Fines of up to €4,000 as ban on selling vapes to under-18s comes in today

Vaping products in shop fronts in Dublin. Picture: Colin Keegan, Collins Dublin
Retailers who sell vapes have welcomed new legislation making it illegal to sell these products to under-18s but cautioned against further “kneejerk regulation”.
From today, it is an offence to sell any nicotine-inhaling product to a child. The offence carries a fine of up to €4,000 and up to six months in prison.
Vapes, also known as e-cigarettes, were designed to help adult smokers quit smoking. They have been shown to successfully aid with this.
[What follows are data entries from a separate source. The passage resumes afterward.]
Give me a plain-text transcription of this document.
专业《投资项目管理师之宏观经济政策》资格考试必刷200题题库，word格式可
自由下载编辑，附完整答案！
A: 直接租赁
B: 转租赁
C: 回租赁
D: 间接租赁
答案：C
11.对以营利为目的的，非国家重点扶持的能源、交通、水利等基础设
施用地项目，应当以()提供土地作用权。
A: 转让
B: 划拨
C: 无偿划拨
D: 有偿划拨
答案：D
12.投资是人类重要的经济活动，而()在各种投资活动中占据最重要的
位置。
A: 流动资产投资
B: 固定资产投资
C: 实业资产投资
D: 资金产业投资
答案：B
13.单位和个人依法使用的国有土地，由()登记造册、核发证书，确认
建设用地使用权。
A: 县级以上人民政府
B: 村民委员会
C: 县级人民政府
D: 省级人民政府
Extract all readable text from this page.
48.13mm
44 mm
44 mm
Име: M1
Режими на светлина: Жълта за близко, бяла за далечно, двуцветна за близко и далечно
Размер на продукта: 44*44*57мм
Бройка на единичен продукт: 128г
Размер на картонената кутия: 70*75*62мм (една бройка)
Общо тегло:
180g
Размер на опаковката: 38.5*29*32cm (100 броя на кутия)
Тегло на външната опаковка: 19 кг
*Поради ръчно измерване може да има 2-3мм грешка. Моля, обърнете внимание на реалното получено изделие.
However, in recent years they have also become hugely popular with teens and children with studies showing teens who never smoked are vaping.
Health advocates have linked this to colourful packaging and enticing flavours such as bubblegum, marshmallow and pink fizz.
Health minister Stephen Donnelly said further parts of the Public Health (Tobacco Products and Nicotine Inhaling Products) Act will commence next year. These include changes around advertising, a licensing system and vending machines.
“I want to see restrictions on the point of sale advertising,” he told RTÉ on Thursday.
He also supports an end to sale of disposable vapes in Ireland and said public consultation on that remains open. “There’s been very very broad support from within government and indeed opposition for going further,” he said.

Paul Malone, national spokesman for Vape Business Ireland, said their members already had a voluntary code around age limits. “It is a condition for joining our trade association,” he said.
“There are a lot of retailers out there doing the right thing, and who will not risk their business by selling products for adults to minors.”
He called on the government to support retailers, saying many are small family businesses, in enforcing the regulation but said further restrictions such as a ban on flavours or point-of-sale display would "only serve to throw out the baby with the bathwater".
Mr Malone suggested a low excise on vaping as a “sensible regulation” his members would welcome. “Vaping is not smoking, and a ban on point-of-sale display and advertising would unfairly put vapes on a par with cigarettes,” he argued.
University College Cork professor of emeritus in chemistry, John Sodeau, previously told the
: “In the 1940s tobacco, believe it or not, was thought to be a health benefit because it would calm the nerves. We have learned a lot since then.“Now it’s about 20 years for e-cigarettes and vaping, and there hasn’t been a long enough time span really to check what the actual outcomes are.”
The French parliament voted this month to completely ban the sale of disposable vapes. In Italy vapes can only be sold to over-18s and packaging must contain a health warning. In the UK under-18s also cannot buy vapes.